Ternyata, kata dia, hasil riset para peneliti diinterpretasikan berbeda oleh para teknokrat dan birokrat pembuat kebijakan, baik legislatif maupun eksekutif.
Lilis menilai ada proses-proses pemilihan yang menyesuaikan kewenangan dan kepentingan mereka.
Saat para peneliti mengkaji reforma agraria yang bertujuan untuk mengurangi ketimpangan penguasaan lahan, pada akhirnya ada kompromi-kompromi yang kemudian masuk dalam pembuatan kebijakan tersebut.
Lebih lanjut, Lilis juga menyampaikan tentang perhutanan sosial untuk mengurangi ketimpangan akses.
"Isu struktural mendasarnya bahwa ketimpangan rakyat masih banyak yang belum memiliki lahan, sementara kelompok lain memiliki lahan yang sangat luas, itu tidak terjawab dengan reforma agraria," tuturnya.
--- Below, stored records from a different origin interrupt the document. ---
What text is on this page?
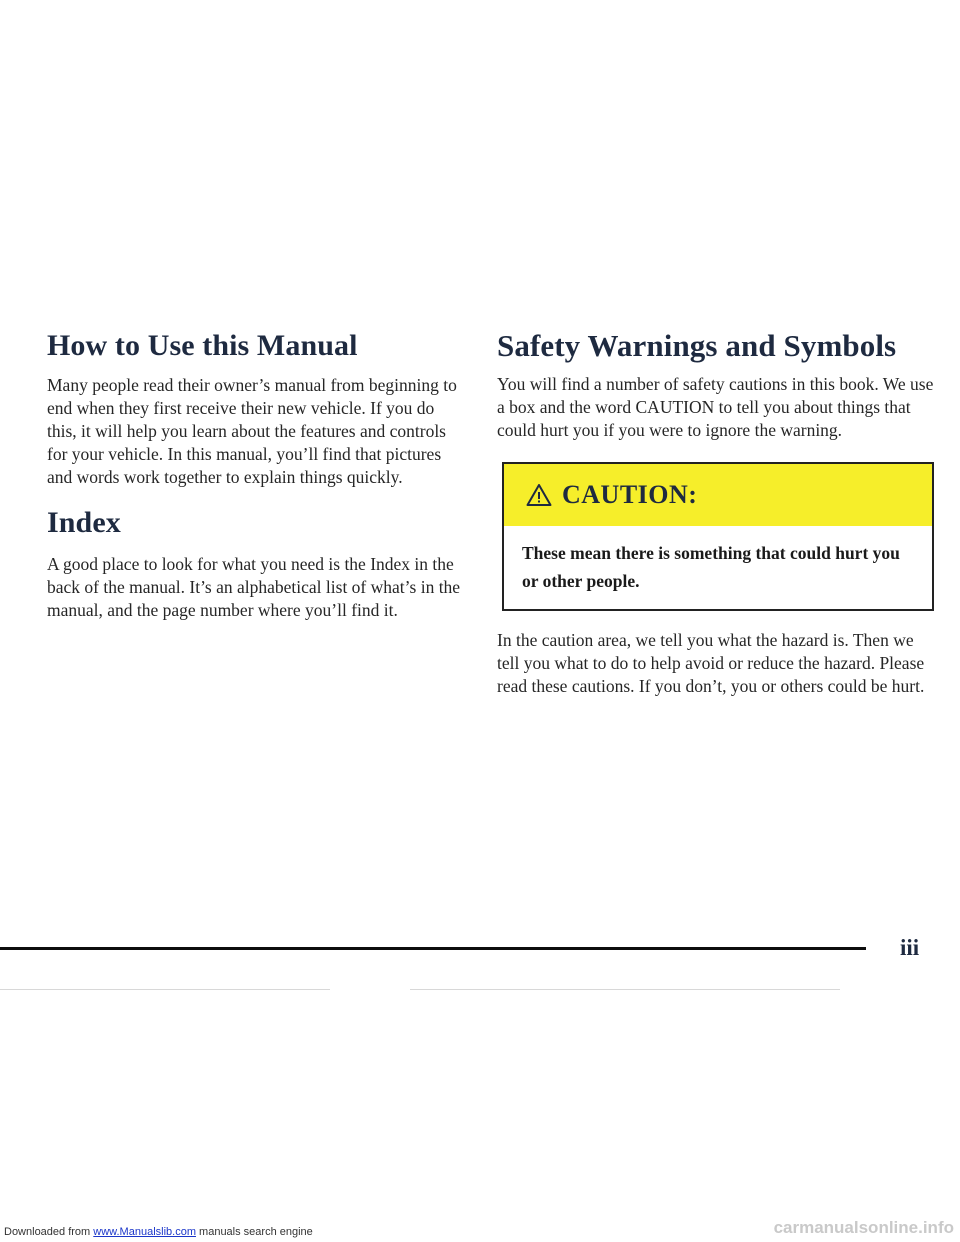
How to Use this Manual

Many people read their owner’s manual from beginning to end when they first receive their new vehicle. If you do this, it will help you learn about the features and controls for your vehicle. In this manual, you’ll find that pictures and words work together to explain things quickly.

Index

A good place to look for what you need is the Index in the back of the manual. It’s an alphabetical list of what’s in the manual, and the page number where you’ll find it.

Safety Warnings and Symbols

You will find a number of safety cautions in this book. We use a box and the word CAUTION to tell you about things that could hurt you if you were to ignore the warning.

CAUTION:
These mean there is something that could hurt you or other people.

In the caution area, we tell you what the hazard is. Then we tell you what to do to help avoid or reduce the hazard. Please read these cautions. If you don’t, you or others could be hurt.

iii
Downloaded from www.Manualslib.com manuals search engine	carmanualsonline.info
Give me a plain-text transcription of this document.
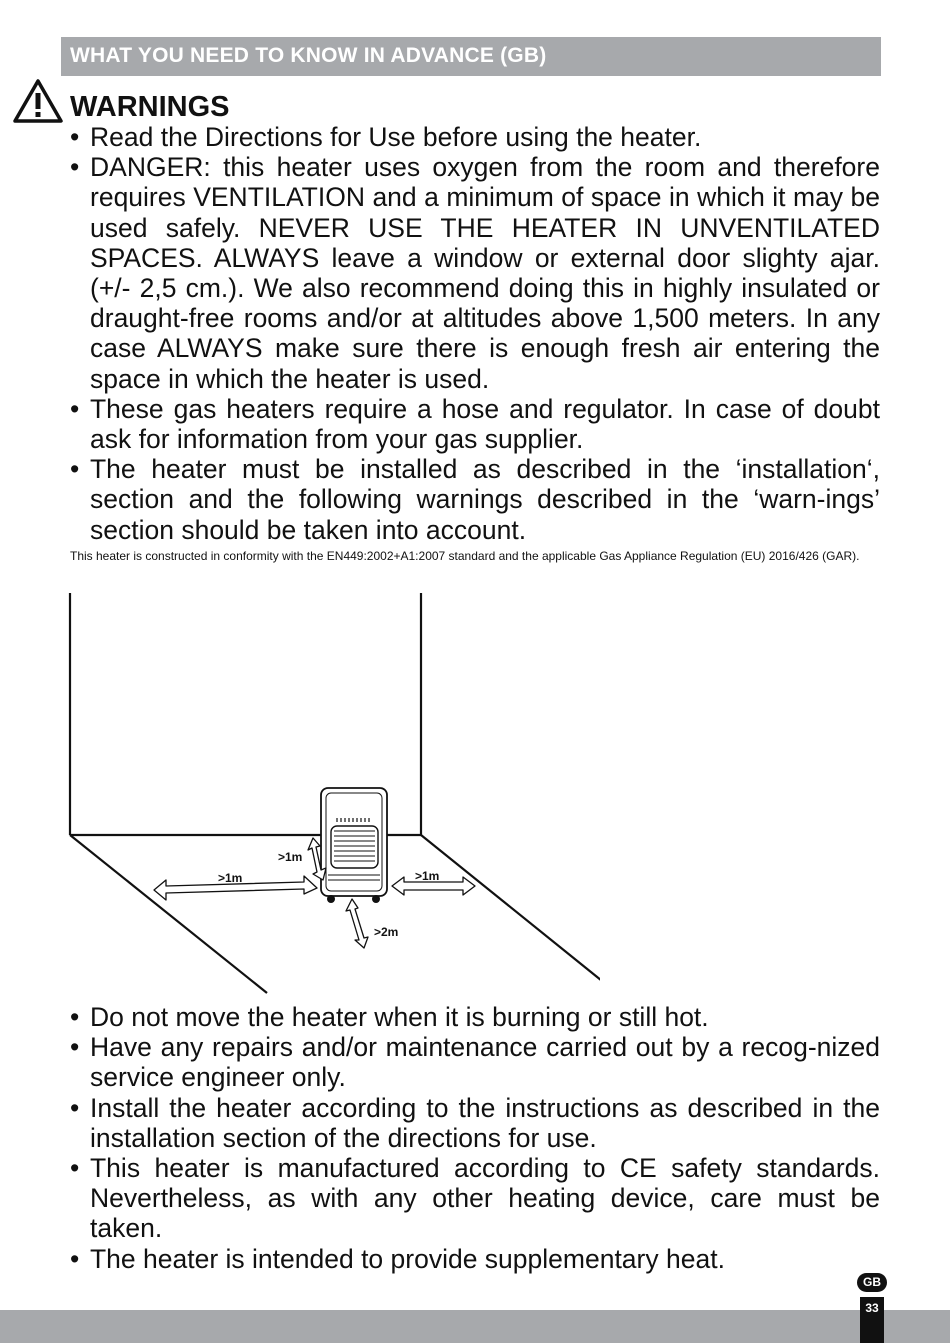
WHAT YOU NEED TO KNOW IN ADVANCE (GB)
WARNINGS
• Read the Directions for Use before using the heater.
• DANGER: this heater uses oxygen from the room and therefore requires VENTILATION and a minimum of space in which it may be used safely. NEVER USE THE HEATER IN UNVENTILATED SPACES. ALWAYS leave a window or external door slighty ajar. (+/- 2,5 cm.). We also recommend doing this in highly insulated or draught-free rooms and/or at altitudes above 1,500 meters. In any case ALWAYS make sure there is enough fresh air entering the space in which the heater is used.
• These gas heaters require a hose and regulator. In case of doubt ask for information from your gas supplier.
• The heater must be installed as described in the ‘installation‘, section and the following warnings described in the ‘warn-ings’ section should be taken into account.
This heater is constructed in conformity with the EN449:2002+A1:2007 standard and the applicable Gas Appliance Regulation (EU) 2016/426 (GAR).
>1m
>1m	>1m
>2m
• Do not move the heater when it is burning or still hot.
• Have any repairs and/or maintenance carried out by a recog-nized service engineer only.
• Install the heater according to the instructions as described in the installation section of the directions for use.
• This heater is manufactured according to CE safety standards. Nevertheless, as with any other heating device, care must be taken.
• The heater is intended to provide supplementary heat.
GB
33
Lilis berpesan kepada para periset atau pengkaji untuk memiliki kacamata kritis, karena menurutnya tidak bisa bicara normatif dan deskriptif untuk memahami akar dari permasalahan agraria di Indonesia.
Berpikir kritis juga akan membuka dan mengantarkan rasa empati pada kelompok yang marjinal.
Saat mereka terjun di masyarakat, mereka bisa melihat apa yang tidak bisa terlihat, utamanya kelompok-kelompok terpinggirkan, kelompok yang tidak memiliki suara bisa terlihat ketika menggunakan kacamata kritis itu.
"Ini bisa memberi dorongan juga untuk melakukan perlawanan kepada ketidakadilan yang terjadi," pungkas Lilis.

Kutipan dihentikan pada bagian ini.